Non proprio la solita recensione.
Ogni qualvolta
Quentin Tarantino annuncia un suo nuovo progetto io entro in uno stato di trepidante attesa. Quando ho saputo di
Django Unchained però, mi sono trovata un po' spiazzata, perché nonostante io abbia sempre avuto un occhio di riguardo per il cinema di serie B, quello nostrano ovviamente incluso, lo
Spaghetti Western non fa per me. I film di
Sergio Leone sono dei capolavori e non ci piove, ma a
C'era una volta il West io ho sempre preferito
C'era una volta in America, tanto per capirci insomma.
E di
Corbucci ho avuto modo di vedere più che altro le commedie che ho più o meno apprezzato a seconda del caso. Sapevo che costui fosse il "papà" di
Django, ma non ho mai visto il film con
Franco Nero, tantomeno ho prestato attenzione alla prole illegittima che quest'ultimo ha generato. All'epoca infatti il film
Django deve essere stato un vero è proprio fenomeno e molti registi hanno cercato di cavalcare l'onda del successo ottenuto da questo personaggio portato sullo schermo per la prima volta da
Sergio Corbucci, o meglio di approfittarsene. Spero venga apprezzata la mia onestà.

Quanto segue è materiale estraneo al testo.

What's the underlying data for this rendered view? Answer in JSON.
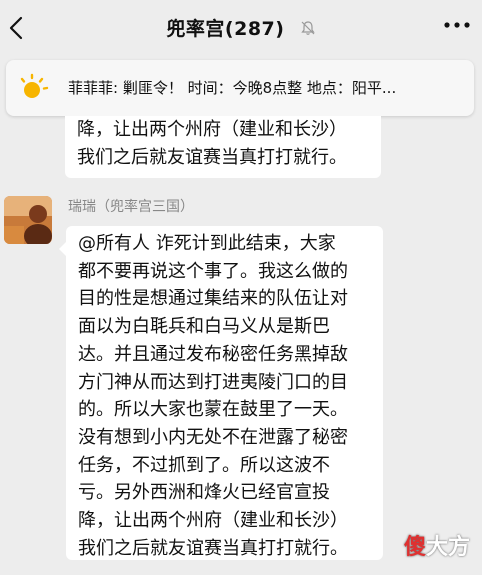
{
  "header": {
    "back_label": "",
    "title": "兜率宫(287)",
    "mute_icon": "bell-off-icon",
    "more_icon": "more-dots-icon"
  },
  "notice": {
    "icon": "sun-icon",
    "text": "菲菲菲: 剿匪令！  时间：今晚8点整 地点：阳平..."
  },
  "previous_message": {
    "lines": [
      "降，让出两个州府（建业和长沙）",
      "我们之后就友谊赛当真打打就行。"
    ]
  },
  "message": {
    "sender": "瑞瑞（兜率宫三国）",
    "lines": [
      "@所有人  诈死计到此结束，大家",
      "都不要再说这个事了。我这么做的",
      "目的性是想通过集结来的队伍让对",
      "面以为白毦兵和白马义从是斯巴",
      "达。并且通过发布秘密任务黑掉敌",
      "方门神从而达到打进夷陵门口的目",
      "的。所以大家也蒙在鼓里了一天。",
      "没有想到小内无处不在泄露了秘密",
      "任务，不过抓到了。所以这波不",
      "亏。另外西洲和烽火已经官宣投",
      "降，让出两个州府（建业和长沙）",
      "我们之后就友谊赛当真打打就行。"
    ]
  },
  "watermark": {
    "part1": "傻",
    "part2": "大方"
  },
  "colors": {
    "background": "#ededed",
    "bubble": "#ffffff",
    "sender": "#888888"
  }
}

In occasione dell'uscita nelle sale del film di
Tarantino avrei potuto rimediare e fare ammenda dei miei peccati, sorbendomi le numerose maratone tv che i palinsesti hanno dedicato in modo molto paraculo al nostro eroe, trasmettendo tutti i film che hanno il nome
Django nel titolo, per poi tirarmela vantando chissà quale conoscenza pregressa degli antenati storici della nuova creatura di
Tarantino. Ma non è il mio stile... anche se pare che sia quello di molti altri, buon per loro. O forse no.

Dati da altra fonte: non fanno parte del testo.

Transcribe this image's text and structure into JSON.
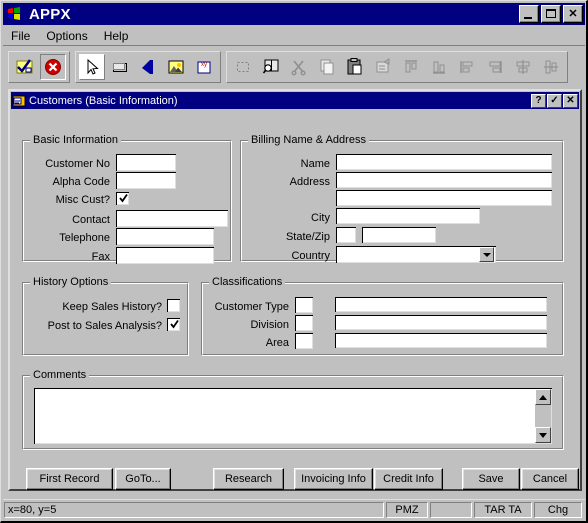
{
  "window": {
    "title": "APPX",
    "icon": "windows-logo-icon",
    "buttons": [
      {
        "name": "minimize-button",
        "label": "_"
      },
      {
        "name": "maximize-button",
        "label": "□"
      },
      {
        "name": "close-button",
        "label": "✕"
      }
    ]
  },
  "menubar": {
    "items": [
      {
        "label": "File",
        "name": "menu-file"
      },
      {
        "label": "Options",
        "name": "menu-options"
      },
      {
        "label": "Help",
        "name": "menu-help"
      }
    ]
  },
  "toolbar": {
    "groups": [
      {
        "name": "toolbar-group-actions",
        "tools": [
          {
            "name": "checkmark-form-icon",
            "state": "normal"
          },
          {
            "name": "cancel-circle-icon",
            "state": "pressed"
          }
        ]
      },
      {
        "name": "toolbar-group-tools",
        "tools": [
          {
            "name": "pointer-arrow-icon",
            "state": "selected"
          },
          {
            "name": "rectangle-icon",
            "state": "normal"
          },
          {
            "name": "text-letter-a-icon",
            "state": "normal"
          },
          {
            "name": "image-icon",
            "state": "normal"
          },
          {
            "name": "variable-field-icon",
            "state": "normal"
          }
        ]
      },
      {
        "name": "toolbar-group-edit",
        "tools": [
          {
            "name": "select-marquee-icon",
            "state": "disabled"
          },
          {
            "name": "zoom-inspect-icon",
            "state": "normal"
          },
          {
            "name": "cut-scissors-icon",
            "state": "disabled"
          },
          {
            "name": "copy-icon",
            "state": "disabled"
          },
          {
            "name": "paste-clipboard-icon",
            "state": "normal"
          },
          {
            "name": "properties-icon",
            "state": "disabled"
          },
          {
            "name": "align-top-icon",
            "state": "disabled"
          },
          {
            "name": "align-bottom-icon",
            "state": "disabled"
          },
          {
            "name": "align-left-icon",
            "state": "disabled"
          },
          {
            "name": "align-right-icon",
            "state": "disabled"
          },
          {
            "name": "align-center-horizontal-icon",
            "state": "disabled"
          },
          {
            "name": "align-center-vertical-icon",
            "state": "disabled"
          }
        ]
      }
    ]
  },
  "mdi": {
    "title": "Customers (Basic Information)",
    "icon": "form-window-icon",
    "buttons": [
      {
        "name": "help-button",
        "label": "?"
      },
      {
        "name": "ok-check-button",
        "label": "✓"
      },
      {
        "name": "close-child-button",
        "label": "✕"
      }
    ]
  },
  "basic_information": {
    "legend": "Basic Information",
    "fields": [
      {
        "label": "Customer No",
        "name": "customer-no-field",
        "value": ""
      },
      {
        "label": "Alpha Code",
        "name": "alpha-code-field",
        "value": ""
      },
      {
        "label": "Contact",
        "name": "contact-field",
        "value": ""
      },
      {
        "label": "Telephone",
        "name": "telephone-field",
        "value": ""
      },
      {
        "label": "Fax",
        "name": "fax-field",
        "value": ""
      }
    ],
    "misc_cust": {
      "label": "Misc Cust?",
      "name": "misc-cust-checkbox",
      "checked": true
    }
  },
  "billing": {
    "legend": "Billing Name & Address",
    "labels": {
      "name": "Name",
      "address": "Address",
      "city": "City",
      "state_zip": "State/Zip",
      "country": "Country"
    },
    "values": {
      "name": "",
      "address1": "",
      "address2": "",
      "city": "",
      "state": "",
      "zip": "",
      "country": ""
    }
  },
  "history_options": {
    "legend": "History Options",
    "items": [
      {
        "label": "Keep Sales History?",
        "name": "keep-sales-history-checkbox",
        "checked": false
      },
      {
        "label": "Post to Sales Analysis?",
        "name": "post-to-sales-analysis-checkbox",
        "checked": true
      }
    ]
  },
  "classifications": {
    "legend": "Classifications",
    "rows": [
      {
        "label": "Customer Type",
        "code_name": "customer-type-code-field",
        "desc_name": "customer-type-desc-field",
        "code": "",
        "desc": ""
      },
      {
        "label": "Division",
        "code_name": "division-code-field",
        "desc_name": "division-desc-field",
        "code": "",
        "desc": ""
      },
      {
        "label": "Area",
        "code_name": "area-code-field",
        "desc_name": "area-desc-field",
        "code": "",
        "desc": ""
      }
    ]
  },
  "comments": {
    "legend": "Comments",
    "value": ""
  },
  "buttons": [
    {
      "label": "First Record",
      "name": "first-record-button",
      "accel": "s"
    },
    {
      "label": "GoTo...",
      "name": "goto-button",
      "accel": "G"
    },
    {
      "label": "Research",
      "name": "research-button",
      "accel": "s"
    },
    {
      "label": "Invoicing Info",
      "name": "invoicing-info-button",
      "accel": "I"
    },
    {
      "label": "Credit Info",
      "name": "credit-info-button",
      "accel": "d"
    },
    {
      "label": "Save",
      "name": "save-button",
      "accel": "S"
    },
    {
      "label": "Cancel",
      "name": "cancel-button",
      "accel": "C"
    }
  ],
  "statusbar": {
    "coords": "x=80, y=5",
    "panel_pmz": "PMZ",
    "panel_blank": "",
    "panel_tarta": "TAR TA",
    "panel_chg": "Chg"
  },
  "colors": {
    "titlebar": "#000080",
    "face": "#c0c0c0",
    "field": "#ffffff",
    "shadow": "#808080",
    "highlight": "#ffffff"
  }
}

I buon vecchio - e oramai anche panciuto -
Quentin non ha mai fatto mistero del suo amore per i B movies, e per quelli Italiani in particolare, da cui spesso è stato ispirato o che ha voluto omaggiare e ricordare all'interno delle sue opere. Era praticamente inevitabile che prima o poi si cimentasse con lo
Spaghetti Western. Eppure io non mi sentivo pronta, avevo paura che non sarei riuscita a farmelo piacere, e questo sottointende chiaramente l'aver dato quasi per scontato da parte mia che
Django Unchained non sarebbe riuscito a conquistarmi in maniera spontanea ed immediata. Anche io ho i miei pregiudizi e purtroppo oltre a quelli ho anche parecchi limiti. Ma ne almeno ne sono ben cosciente .
Poi mi sono ricordata di un altro
Django già in mio possesso e che volevo vedere in tempi ancora non sospetti, ovvero
Sukiyaki Western Django di
Miike Takashi, regista giapponese che adoro da sempre.
Quindi prima di cimentarmi nella visione di quello "unchained", mi sono dedicata al suo cugino un po' più grande e con gli occhi a mandorla, nella speranza che questo, entusiasmandomi come fanno sempre i film di
Miike, mi rendesse più ben disposta nei confronti del film di
Tarantino. E avevo ragione.
Sukiyaki Western Django è il personalissimo omaggio di
Miike al genere dello
Spaghetti Western, il
sukiyaki del titolo è infatti un piatto tipico della cucina nipponica, che qui prende quindi il posto della nostra amatissima pastasciutta. Come suo solito il regista saccheggia e stravolge i canoni dei generi cinematografici per regalarci un film originalissimo e unico.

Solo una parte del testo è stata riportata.